Travel to Beni

My travel companions were Jonathan, Jon, and Lauren. We made it into a two day trip so that we wouldn’t have to be worried about arriving in Beni before nightfall. We stayed the night in Fort Portal at a place called Ruwenzori View. On the way there we took a detour to have dinner at a place Jonathan knew of called Kyaninga Lodge. we had to go a ways down a bumpy dirt road to get there. It was worth it though because the lodge was a beautifully contructed set of buildings high up on the edge of a hill. The area has a view of the Ruwenzori mountains and there are a cluster of crater lakes nearby. Unfortunately we arrived too late to take in much of the view. The building was worth seeing though. It is built out of large timber logs with a steeply sloped straw hatch roof, a feat of contruction for its location. The restaurant area was designed with a few seating areas up in the rafters. We had a delicious dinner of pumpkin soup, roast beef and potatoes, and mango parfait. There is nothing quite like good food in a wonderful atmosphere. Jonathan told us that it was built by the owner who is a carpenter from the US who constructed most of it himself with a team of local tradesmen.

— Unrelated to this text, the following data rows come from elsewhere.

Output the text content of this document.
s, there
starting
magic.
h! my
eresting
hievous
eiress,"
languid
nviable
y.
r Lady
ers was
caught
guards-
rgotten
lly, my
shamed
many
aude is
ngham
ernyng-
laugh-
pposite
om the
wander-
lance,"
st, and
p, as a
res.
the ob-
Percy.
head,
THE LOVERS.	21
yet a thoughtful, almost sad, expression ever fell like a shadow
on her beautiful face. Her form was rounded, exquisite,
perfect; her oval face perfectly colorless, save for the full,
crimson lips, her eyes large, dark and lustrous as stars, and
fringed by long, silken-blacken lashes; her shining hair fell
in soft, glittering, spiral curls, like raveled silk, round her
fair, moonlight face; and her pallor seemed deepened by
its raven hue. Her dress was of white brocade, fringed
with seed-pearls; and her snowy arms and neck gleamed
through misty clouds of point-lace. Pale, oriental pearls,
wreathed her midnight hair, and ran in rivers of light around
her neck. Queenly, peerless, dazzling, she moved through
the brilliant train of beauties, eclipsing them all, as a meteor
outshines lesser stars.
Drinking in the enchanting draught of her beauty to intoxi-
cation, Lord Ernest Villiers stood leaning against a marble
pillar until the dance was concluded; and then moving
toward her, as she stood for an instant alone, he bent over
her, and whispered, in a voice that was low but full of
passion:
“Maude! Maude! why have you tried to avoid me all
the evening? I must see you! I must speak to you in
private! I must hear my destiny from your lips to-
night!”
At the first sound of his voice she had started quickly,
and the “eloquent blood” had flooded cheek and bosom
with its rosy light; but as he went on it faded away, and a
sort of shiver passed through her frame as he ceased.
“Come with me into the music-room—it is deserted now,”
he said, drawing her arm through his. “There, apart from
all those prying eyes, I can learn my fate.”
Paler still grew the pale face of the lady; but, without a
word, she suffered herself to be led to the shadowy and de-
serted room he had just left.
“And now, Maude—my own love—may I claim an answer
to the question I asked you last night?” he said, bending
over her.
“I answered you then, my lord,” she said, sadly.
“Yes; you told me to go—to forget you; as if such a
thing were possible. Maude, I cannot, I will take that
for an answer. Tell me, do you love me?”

I’ve discovered that Africa offers a lot of these secret treasures created by eccentric and yet brilliant people. Kyaninga Lodge reminded me of places like the Harry Lemon outside of Jinja or the Kariba Bush Club in Zambia, both also quite a ways off the beaten track. I got this picture off of the Kyaninga Lodge website because you must see what it looks like!

The next day we passed through Kasindi and were at the border well before noon. We switched our things from the van into two taxis. Leaving Uganda was easy enough but getting into the DRC took a few hours. It took a while to get our stamps and then we had to fill out health forms and received a lecture about Ebola, the symptoms, how it can be contracted, etc. I immediately got to start using my french. I was confused when I thought he was saying to stay away from a sick person’s salt (sel) when he actually meant waste (selle). Finally we were on our way. Overall it was a smooth journey even though it was literally very bumpy. The road is a key access point to the DRC, is only 75km long, and yet remains unpaved. For people here it is the norm and is a part of life. It simply takes longer to get places. We arrived in Beni in the late afternoon and I was dropped off at the guesthouse where I will be staying for the next three months. I enjoyed unpacking my things after being a nomad for two weeks! I slept better that night than in the last two weeks. I think my body knew that I was finally in a place where I would be staying put for a time!